A new committee of 19 members was just approved. They will be responsible for recommending a name for the university and eventually send out a survey to residents for their input.
In a meeting today, Dixie State University’s Board of Trustees put together a committee to provide public input and make a formal name recommendation to the board. The goal is to align with House Bill 278, known as the “Name Change Process for Dixie State University.”
“They gave some specific instructions to us on how we’re supposed to proceed with the potential name change, so the first thing we were supposed to do was select a committee,” says Tiffany Wilson the Vice Chair of Board of Trustees for Dixie State University.
The Name Recommendation Committee includes students, staff from the university, community members and industry leaders.
“We also had a chance to walk in and speak with the state board of education who was having meetings on campus and that was part of the process as well, to have a consultation with them,” says Wilson.
University leaders say the group of 19 will begin working Monday. It will also work with a third party to seek suggestions from Utanhs through an open survey and conduct focus groups.
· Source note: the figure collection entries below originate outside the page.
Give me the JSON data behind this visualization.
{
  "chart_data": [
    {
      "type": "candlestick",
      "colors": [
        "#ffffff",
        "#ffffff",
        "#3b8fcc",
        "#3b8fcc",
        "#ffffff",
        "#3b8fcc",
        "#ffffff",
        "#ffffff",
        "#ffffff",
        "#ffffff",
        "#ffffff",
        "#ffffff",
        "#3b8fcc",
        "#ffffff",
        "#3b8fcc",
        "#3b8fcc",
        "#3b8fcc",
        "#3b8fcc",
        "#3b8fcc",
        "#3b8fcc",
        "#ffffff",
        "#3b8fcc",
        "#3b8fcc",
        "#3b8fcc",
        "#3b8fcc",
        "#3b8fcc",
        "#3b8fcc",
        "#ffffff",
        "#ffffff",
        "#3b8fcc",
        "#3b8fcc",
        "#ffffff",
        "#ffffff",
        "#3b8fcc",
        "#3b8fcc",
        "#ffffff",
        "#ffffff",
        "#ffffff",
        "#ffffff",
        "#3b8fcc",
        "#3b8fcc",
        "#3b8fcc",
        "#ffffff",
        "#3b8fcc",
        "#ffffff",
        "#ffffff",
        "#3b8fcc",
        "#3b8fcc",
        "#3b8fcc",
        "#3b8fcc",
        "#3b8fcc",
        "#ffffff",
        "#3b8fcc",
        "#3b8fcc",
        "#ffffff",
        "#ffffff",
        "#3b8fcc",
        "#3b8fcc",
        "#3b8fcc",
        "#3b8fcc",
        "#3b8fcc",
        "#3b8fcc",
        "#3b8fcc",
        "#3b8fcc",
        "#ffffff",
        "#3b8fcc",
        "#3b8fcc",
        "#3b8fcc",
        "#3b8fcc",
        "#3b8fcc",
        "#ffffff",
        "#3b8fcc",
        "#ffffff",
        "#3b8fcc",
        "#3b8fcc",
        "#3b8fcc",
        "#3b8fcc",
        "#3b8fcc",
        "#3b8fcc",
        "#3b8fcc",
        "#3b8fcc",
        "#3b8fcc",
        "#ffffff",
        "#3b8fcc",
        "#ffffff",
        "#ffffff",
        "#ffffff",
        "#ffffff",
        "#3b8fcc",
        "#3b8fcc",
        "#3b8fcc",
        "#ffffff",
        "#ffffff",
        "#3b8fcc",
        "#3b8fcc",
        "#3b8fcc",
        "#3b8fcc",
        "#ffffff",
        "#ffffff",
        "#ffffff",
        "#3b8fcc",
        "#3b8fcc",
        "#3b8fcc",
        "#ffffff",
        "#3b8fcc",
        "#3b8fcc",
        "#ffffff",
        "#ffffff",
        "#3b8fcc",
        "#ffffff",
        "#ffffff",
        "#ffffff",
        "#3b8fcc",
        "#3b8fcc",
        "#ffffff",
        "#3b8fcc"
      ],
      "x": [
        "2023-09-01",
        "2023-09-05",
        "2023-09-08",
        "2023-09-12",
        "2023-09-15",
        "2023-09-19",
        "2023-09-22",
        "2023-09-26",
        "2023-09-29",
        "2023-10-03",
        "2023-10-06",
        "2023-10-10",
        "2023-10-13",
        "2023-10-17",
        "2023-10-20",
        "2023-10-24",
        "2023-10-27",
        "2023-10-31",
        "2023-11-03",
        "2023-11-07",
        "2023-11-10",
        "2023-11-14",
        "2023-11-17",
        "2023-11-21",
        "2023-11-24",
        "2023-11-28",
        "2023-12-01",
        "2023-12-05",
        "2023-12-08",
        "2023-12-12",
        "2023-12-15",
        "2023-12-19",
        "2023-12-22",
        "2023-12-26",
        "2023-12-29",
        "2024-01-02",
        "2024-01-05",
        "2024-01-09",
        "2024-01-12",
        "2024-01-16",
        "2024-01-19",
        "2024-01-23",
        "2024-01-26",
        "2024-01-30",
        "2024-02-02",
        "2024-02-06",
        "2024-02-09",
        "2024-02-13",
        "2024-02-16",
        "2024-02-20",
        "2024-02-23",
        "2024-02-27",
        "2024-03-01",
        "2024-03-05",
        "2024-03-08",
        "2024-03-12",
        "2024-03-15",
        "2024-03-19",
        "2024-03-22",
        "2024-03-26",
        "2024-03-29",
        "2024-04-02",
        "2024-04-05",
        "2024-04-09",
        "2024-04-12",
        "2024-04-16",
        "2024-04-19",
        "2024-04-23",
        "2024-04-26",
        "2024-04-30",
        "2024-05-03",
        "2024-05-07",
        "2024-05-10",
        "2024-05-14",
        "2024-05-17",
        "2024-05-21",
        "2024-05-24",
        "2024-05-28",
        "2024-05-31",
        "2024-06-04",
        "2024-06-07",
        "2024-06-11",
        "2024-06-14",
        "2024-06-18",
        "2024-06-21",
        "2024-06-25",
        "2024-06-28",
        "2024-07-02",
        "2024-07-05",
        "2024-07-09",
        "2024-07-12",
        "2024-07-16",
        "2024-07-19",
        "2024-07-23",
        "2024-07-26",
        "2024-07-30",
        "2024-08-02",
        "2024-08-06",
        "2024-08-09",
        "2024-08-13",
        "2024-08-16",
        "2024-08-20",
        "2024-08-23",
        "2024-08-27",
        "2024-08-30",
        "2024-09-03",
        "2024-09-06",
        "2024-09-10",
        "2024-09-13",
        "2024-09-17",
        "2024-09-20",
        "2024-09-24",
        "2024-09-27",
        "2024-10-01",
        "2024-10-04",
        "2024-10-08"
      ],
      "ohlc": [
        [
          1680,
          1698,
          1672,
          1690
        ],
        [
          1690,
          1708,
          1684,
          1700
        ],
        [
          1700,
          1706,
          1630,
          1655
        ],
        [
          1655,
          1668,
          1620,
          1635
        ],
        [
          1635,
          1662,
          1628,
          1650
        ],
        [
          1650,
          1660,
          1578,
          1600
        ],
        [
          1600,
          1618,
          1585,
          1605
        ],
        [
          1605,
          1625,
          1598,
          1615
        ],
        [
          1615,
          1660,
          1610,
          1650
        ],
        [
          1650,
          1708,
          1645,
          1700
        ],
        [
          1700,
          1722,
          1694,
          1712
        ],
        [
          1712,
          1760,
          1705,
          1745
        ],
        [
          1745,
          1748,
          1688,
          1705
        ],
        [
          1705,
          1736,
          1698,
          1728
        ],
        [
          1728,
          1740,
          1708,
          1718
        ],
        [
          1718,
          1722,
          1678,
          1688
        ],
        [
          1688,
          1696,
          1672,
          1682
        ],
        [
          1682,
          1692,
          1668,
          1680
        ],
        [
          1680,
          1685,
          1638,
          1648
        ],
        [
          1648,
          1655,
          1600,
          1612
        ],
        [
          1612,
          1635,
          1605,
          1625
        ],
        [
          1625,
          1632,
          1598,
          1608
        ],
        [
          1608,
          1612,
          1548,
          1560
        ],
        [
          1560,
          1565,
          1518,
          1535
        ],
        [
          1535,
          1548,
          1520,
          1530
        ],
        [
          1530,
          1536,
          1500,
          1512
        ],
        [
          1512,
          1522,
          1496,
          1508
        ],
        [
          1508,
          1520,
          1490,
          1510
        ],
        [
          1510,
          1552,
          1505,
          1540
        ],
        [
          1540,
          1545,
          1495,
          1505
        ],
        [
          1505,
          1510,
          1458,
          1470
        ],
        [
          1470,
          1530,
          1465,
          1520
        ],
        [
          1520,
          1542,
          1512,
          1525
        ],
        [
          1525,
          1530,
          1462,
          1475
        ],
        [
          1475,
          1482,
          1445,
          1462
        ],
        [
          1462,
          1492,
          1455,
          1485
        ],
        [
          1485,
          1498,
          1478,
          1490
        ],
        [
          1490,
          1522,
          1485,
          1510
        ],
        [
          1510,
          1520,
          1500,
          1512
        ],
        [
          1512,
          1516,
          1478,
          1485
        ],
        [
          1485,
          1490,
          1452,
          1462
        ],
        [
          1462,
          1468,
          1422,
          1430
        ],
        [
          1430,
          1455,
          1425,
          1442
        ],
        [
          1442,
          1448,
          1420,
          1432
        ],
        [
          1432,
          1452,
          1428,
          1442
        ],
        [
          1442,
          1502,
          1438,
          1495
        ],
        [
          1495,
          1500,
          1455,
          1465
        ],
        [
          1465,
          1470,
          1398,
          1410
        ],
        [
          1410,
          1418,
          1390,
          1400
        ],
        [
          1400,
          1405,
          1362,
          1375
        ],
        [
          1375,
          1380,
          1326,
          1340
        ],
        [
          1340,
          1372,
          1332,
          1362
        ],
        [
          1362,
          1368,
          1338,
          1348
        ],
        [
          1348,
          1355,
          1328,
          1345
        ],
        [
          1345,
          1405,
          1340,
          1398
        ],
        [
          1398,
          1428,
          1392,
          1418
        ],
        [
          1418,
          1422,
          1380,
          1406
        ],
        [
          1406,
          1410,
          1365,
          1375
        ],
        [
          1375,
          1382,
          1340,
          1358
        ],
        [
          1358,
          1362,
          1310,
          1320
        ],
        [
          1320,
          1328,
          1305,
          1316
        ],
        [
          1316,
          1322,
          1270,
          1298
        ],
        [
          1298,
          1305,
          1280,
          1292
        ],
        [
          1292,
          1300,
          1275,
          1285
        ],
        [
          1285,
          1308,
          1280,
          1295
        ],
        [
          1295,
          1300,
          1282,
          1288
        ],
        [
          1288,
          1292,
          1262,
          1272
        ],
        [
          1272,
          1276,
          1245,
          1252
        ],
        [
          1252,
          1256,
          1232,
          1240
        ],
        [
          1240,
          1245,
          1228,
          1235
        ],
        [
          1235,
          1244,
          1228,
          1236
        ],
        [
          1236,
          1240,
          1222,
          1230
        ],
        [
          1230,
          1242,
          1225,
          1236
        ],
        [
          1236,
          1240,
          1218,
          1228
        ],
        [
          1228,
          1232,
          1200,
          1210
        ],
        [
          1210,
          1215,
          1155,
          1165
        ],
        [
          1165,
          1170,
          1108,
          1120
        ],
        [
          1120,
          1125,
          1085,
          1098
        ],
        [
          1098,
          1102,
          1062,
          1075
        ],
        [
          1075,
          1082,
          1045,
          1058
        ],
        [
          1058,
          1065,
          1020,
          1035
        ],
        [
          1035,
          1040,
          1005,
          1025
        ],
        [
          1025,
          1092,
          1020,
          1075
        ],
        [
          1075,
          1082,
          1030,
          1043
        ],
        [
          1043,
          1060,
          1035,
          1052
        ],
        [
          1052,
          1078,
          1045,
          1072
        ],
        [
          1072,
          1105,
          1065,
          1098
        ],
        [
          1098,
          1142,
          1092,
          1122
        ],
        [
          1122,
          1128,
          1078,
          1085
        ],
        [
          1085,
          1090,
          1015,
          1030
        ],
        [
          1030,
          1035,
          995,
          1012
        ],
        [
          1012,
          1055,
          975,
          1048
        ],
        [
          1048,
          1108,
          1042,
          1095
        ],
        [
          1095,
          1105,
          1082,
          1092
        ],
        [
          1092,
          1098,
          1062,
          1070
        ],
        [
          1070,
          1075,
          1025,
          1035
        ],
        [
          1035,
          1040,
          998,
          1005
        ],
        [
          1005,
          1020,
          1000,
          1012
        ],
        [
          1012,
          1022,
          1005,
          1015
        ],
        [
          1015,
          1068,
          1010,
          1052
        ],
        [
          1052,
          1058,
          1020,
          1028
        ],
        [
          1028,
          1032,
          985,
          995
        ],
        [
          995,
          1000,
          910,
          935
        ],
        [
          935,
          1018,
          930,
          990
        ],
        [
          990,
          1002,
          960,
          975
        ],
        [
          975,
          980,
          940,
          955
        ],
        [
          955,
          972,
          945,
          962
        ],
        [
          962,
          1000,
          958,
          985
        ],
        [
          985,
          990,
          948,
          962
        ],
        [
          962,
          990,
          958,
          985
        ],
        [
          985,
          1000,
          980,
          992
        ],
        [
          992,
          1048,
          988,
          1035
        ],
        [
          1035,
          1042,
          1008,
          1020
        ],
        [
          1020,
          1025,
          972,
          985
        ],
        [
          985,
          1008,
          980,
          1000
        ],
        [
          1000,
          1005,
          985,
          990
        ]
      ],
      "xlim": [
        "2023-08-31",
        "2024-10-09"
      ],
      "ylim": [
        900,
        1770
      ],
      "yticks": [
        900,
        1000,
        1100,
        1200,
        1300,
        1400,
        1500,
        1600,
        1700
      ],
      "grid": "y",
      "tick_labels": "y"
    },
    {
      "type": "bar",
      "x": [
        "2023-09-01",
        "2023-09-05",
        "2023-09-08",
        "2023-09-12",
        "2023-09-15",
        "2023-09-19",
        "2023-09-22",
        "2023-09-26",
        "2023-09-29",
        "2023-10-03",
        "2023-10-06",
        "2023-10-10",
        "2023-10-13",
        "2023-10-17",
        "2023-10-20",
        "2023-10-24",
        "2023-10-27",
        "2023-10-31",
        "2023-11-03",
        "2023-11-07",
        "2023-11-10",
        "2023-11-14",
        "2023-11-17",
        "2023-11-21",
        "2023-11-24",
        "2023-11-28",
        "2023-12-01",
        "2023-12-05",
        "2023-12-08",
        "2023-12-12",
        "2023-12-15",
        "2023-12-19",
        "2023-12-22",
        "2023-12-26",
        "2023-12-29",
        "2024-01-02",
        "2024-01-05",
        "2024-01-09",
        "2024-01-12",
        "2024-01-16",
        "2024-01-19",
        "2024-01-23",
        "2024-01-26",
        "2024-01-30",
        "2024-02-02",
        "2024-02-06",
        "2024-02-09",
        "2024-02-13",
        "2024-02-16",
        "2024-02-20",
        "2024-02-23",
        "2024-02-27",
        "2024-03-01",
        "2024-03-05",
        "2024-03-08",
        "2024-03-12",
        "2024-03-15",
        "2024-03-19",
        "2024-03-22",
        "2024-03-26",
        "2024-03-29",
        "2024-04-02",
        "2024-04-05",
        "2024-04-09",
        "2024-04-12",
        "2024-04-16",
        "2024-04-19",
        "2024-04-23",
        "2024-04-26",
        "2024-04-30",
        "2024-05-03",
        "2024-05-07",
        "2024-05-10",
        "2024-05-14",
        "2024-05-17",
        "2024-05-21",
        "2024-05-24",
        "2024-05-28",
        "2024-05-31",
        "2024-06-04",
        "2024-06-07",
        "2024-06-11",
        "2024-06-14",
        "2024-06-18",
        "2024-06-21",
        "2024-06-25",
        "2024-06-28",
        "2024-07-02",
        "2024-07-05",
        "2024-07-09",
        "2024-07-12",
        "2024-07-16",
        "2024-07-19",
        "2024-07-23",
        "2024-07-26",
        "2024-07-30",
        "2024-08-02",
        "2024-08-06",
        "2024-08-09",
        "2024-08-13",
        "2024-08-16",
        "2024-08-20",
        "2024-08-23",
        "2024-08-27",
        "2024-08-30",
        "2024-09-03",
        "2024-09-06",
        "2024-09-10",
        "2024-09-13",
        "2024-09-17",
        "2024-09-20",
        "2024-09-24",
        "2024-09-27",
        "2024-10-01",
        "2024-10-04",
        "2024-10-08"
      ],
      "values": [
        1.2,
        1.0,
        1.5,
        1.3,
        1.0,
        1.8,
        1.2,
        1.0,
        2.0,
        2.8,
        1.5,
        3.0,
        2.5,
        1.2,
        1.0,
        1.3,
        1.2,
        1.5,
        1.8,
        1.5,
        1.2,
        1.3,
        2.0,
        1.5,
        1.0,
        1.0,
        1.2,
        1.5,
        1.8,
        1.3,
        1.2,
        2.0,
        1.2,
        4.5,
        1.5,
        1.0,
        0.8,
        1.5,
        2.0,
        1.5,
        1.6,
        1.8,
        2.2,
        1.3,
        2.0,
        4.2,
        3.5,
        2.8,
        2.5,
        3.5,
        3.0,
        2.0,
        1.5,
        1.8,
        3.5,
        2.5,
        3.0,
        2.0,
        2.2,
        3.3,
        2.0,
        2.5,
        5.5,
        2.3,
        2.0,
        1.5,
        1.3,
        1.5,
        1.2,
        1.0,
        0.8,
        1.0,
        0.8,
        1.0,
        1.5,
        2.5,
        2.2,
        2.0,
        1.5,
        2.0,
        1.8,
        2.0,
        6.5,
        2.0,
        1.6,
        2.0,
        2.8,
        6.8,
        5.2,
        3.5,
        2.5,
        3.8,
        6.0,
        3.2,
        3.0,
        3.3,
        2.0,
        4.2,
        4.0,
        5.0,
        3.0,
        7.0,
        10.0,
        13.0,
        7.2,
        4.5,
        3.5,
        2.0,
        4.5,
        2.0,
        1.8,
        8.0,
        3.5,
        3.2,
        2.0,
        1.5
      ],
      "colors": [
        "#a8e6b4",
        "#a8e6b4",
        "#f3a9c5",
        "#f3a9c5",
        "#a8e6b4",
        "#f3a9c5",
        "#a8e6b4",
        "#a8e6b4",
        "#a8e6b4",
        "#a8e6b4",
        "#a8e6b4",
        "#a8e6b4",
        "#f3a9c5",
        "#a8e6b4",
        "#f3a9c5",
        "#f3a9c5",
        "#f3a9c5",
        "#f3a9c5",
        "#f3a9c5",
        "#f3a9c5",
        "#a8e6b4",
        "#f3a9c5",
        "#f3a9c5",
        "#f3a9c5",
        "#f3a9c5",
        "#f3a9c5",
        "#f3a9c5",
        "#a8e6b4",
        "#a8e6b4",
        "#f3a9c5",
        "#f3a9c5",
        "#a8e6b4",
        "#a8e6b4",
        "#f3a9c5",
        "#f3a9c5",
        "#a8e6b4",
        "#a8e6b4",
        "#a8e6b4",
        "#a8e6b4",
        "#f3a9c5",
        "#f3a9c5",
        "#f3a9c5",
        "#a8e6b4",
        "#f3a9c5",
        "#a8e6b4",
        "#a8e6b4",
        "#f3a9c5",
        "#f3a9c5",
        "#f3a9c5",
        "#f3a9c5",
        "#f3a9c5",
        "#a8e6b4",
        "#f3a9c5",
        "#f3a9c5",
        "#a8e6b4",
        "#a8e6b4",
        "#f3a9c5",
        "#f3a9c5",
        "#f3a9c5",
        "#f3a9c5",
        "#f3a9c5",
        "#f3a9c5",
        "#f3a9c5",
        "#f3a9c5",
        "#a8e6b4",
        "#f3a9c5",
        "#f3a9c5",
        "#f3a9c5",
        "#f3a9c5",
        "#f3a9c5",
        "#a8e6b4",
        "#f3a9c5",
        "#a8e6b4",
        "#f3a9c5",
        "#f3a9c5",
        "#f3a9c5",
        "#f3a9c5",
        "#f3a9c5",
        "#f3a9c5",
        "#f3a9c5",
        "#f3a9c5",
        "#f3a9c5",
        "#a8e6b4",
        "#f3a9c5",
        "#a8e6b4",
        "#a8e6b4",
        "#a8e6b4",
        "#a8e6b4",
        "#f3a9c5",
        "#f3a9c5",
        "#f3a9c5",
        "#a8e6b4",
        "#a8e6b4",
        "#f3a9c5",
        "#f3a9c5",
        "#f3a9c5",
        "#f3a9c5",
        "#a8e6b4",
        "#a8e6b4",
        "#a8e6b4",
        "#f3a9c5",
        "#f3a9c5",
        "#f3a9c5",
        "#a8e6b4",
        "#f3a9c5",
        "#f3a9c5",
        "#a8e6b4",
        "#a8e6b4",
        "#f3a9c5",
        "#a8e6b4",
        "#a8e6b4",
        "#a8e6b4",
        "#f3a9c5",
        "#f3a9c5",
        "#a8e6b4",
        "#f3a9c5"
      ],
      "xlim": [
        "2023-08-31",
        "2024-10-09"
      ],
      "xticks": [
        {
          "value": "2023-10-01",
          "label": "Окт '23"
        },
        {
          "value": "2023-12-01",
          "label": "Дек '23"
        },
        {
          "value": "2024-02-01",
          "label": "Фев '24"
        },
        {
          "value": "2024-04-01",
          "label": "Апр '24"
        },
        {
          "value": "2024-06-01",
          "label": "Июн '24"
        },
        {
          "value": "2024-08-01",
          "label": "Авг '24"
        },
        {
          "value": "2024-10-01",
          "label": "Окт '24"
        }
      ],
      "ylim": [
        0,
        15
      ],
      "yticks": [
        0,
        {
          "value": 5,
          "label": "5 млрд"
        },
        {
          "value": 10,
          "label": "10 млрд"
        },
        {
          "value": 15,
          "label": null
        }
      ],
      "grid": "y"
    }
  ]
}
“When the house bill was passed, they included a provision that if we do not have Dixie in the name, they are allotting 500,000 dollars to create a heritage fund,” says Wilson.
Tiffany Wilson says the institution still wants to preserve the heritage that comes with the university’s name.
“I love and honor my Dixie heritage, and I also believe it’s time for the name of the university to change, those things are able to happen at the same time and I hope our community can learn to embrace those ideas together,” says Wilson.
The recommendation will be reviewed by the board of trustees, then go to the Utah Board of Higher Education.
If the board approved the committee’s name recommendation, according to HB 278, it will vote whether or not to recommend the name to the Utah Legislative Management Committee by November 1.